Inspired by Frank Sinatra, recorded at Vox Studios in Los Angeles, a five-songs-to-a-side LP and a front cover which sees Hamilton Leithauser suited and dimly lit, ‘Black Hours’ is an album that vividly conjures up ideas of a classic, vintage big band sound before you’ve even listened to a note.
That assumption would be half right: on his first ever solo album after fronting the often underrated and never not superb The Walkmen, Leithauser has crafted an album that may take cues from that world, but also puts them through the filter of alternative rock and sees what comes out the other side. At one point Leithauser himself thought the album would be a big band jazz record, but as the album developed so did the sonic template: elements of alternative rock, torch songs and barstool blues have all been brought into the mix and it makes for a record that sounds like someone given the freedom to go and create the record they wanted to make.
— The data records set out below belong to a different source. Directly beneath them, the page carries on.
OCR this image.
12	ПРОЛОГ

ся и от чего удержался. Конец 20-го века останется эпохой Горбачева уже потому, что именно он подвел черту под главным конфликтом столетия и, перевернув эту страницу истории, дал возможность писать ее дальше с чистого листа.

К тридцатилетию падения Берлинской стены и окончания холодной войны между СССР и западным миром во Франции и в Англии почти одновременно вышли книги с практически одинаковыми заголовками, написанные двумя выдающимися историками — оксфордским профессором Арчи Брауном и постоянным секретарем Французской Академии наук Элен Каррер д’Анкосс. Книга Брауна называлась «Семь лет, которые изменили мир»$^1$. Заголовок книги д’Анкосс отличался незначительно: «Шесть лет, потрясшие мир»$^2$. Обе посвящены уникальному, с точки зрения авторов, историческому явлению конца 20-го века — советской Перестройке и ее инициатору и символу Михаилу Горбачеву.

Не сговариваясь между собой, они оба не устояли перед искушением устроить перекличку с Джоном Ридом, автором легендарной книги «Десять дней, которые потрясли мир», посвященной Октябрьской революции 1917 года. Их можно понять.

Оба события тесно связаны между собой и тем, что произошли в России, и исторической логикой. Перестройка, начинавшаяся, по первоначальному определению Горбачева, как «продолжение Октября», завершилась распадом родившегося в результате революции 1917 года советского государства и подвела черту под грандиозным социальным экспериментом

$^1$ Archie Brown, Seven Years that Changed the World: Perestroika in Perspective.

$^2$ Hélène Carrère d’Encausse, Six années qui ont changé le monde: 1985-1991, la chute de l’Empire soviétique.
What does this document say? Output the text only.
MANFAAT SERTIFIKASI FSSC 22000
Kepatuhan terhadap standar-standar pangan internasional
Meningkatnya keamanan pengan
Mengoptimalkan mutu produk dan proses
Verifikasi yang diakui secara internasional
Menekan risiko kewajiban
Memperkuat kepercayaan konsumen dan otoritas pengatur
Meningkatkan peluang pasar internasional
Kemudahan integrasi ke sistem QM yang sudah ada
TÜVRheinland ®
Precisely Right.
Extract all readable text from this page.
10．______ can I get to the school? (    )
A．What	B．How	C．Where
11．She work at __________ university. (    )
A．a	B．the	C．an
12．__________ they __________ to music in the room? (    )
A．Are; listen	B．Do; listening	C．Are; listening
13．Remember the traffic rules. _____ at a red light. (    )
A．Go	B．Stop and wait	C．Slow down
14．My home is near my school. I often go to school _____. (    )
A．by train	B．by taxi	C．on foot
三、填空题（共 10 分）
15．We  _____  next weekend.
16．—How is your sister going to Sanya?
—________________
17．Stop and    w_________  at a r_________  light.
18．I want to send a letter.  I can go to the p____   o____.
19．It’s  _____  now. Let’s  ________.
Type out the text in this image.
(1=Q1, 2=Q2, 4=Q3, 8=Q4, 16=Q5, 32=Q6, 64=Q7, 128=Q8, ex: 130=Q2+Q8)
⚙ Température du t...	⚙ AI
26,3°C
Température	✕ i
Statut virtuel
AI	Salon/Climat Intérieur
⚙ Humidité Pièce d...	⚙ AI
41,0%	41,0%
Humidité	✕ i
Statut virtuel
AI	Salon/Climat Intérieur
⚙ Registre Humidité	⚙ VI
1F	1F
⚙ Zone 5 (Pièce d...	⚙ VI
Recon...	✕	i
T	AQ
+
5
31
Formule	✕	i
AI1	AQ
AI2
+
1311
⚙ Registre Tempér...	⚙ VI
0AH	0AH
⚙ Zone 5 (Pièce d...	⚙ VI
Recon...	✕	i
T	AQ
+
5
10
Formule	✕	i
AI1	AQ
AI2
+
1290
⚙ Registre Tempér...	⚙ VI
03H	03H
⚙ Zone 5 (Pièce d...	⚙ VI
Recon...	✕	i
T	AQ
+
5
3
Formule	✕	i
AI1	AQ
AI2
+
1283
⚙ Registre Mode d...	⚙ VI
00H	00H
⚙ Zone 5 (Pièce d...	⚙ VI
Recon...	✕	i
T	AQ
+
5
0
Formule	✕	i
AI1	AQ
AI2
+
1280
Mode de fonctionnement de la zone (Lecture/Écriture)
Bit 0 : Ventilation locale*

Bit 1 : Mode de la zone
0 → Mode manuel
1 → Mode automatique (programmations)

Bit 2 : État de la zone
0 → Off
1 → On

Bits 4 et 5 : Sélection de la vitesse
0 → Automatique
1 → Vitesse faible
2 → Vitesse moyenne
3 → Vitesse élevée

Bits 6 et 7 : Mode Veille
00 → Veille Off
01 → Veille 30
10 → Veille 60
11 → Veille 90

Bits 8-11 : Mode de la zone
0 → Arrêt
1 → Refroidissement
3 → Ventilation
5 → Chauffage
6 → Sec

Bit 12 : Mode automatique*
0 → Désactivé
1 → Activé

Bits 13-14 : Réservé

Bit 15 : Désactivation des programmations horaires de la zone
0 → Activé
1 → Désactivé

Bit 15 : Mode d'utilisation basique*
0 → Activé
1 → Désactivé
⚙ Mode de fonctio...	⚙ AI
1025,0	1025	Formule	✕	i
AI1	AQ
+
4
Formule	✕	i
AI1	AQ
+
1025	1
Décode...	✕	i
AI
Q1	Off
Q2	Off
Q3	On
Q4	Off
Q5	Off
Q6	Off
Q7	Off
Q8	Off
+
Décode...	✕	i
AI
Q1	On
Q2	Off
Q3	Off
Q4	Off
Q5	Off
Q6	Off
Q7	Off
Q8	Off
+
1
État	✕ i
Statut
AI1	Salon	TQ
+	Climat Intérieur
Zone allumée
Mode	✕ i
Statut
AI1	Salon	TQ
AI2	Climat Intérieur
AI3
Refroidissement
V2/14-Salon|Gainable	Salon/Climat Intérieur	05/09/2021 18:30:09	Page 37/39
And this vision was brought to life by a roll call of luminaries from some of the best alternative rock bands in the US today. It may be ‘solo’ but Leithauser was able to call in friends from Fleet Foxes, Vampire Weekend, Dirty Projectors, …and The Walkmen. Not a bad list of contacts to have on your phone.
Working with people like Rostam Batmanglij in particular seems to have got the creative juices flowing. The Walkmen were loud and large, here there’s a quieter approach, Leithauser’s voice high up in the mix, controlling the songs. And what a magnetic voice it is, echoing the singers Leithauser has often spoken about, such as Sinatra and Harry Nilsson.
The result is a record that’s half rock and half big band. It begins with ‘5AM’, a solemn torch song with desolate piano and quivering strings. Later there’s the trembling ‘St Mary’s County’’s beautiful balladry. Yet there’s warmth and color too: just take the stabs of strings on The Silent Orchestra and its gorgeous sweeping chorus – “When you go dry in your heart come and find me” – that swings with passion and tenderness.
It’s that sense of freedom that keeps coming through: the ramshackle handclaps and bar room stomp of ‘Alexandra’ and ‘I Retired’’s doo wop backing vocals and Elvis-like ‘uh huhs’ is fantastically laid back and it ends with the graceful chug of ‘The Smallest Splinter’ as Leithauser pleads “give me the lion’s share of your love”.
The Walkmen may have gone but what’s come in their place is an album as big in heart as it is in ideas. Re-energised and ready to take on the world this is an album that feels vintage and present. That is to say, this is classic Leithauser.